The path traversal service to return the command to the next position
The adversarial action service decide whether to activate radar, steal, evade or approach if any opponents were in close range.
In summary the strategy was:
Send commands as fast as possible. So stored my paths as dictionaries. Keys were the positions, values being the command to reach the next position. If I happen to miss a turn I would send the same command because I would be in the same position. The engine would ignore the command if it was already queued.
Explore higher platforms first to avoid falling or digging to the bottom of the map. Also to try and collect away from everyone else because I assumed most bots would try to collect the nearest collectables first, and chances of getting stuck in steal/steal back loop were higher.
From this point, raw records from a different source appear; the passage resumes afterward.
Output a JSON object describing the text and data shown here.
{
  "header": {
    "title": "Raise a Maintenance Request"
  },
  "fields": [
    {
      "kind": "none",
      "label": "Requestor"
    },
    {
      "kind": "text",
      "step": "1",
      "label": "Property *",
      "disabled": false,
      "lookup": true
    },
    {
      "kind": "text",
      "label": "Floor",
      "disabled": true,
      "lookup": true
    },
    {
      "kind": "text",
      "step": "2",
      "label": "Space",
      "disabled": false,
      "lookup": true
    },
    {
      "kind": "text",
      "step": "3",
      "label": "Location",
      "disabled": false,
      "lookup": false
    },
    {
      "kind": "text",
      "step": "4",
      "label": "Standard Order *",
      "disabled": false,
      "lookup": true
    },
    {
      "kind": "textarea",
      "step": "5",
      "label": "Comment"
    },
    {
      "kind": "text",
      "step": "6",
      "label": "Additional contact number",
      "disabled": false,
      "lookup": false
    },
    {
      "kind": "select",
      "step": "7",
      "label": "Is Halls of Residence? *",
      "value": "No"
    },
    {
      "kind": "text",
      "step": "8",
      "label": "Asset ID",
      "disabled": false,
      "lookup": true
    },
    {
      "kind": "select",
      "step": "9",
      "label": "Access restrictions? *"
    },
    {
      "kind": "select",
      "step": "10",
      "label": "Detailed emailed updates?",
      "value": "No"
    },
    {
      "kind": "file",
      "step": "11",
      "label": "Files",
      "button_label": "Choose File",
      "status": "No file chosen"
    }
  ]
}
Stop exploring and start digging earlier. The assumption was that other bots would try and explore the whole map before starting to dig. If the are other bots on the map, it would then take longer to get new collectables, if any, than just getting points from digging closest solid lumps.
If an opponent is in my window, check radar. If missing from radar, run! If in radar try and approach for a steal. But did not try to focus on chasing down since that meant missing many turns. You could only check radar and steal when idle.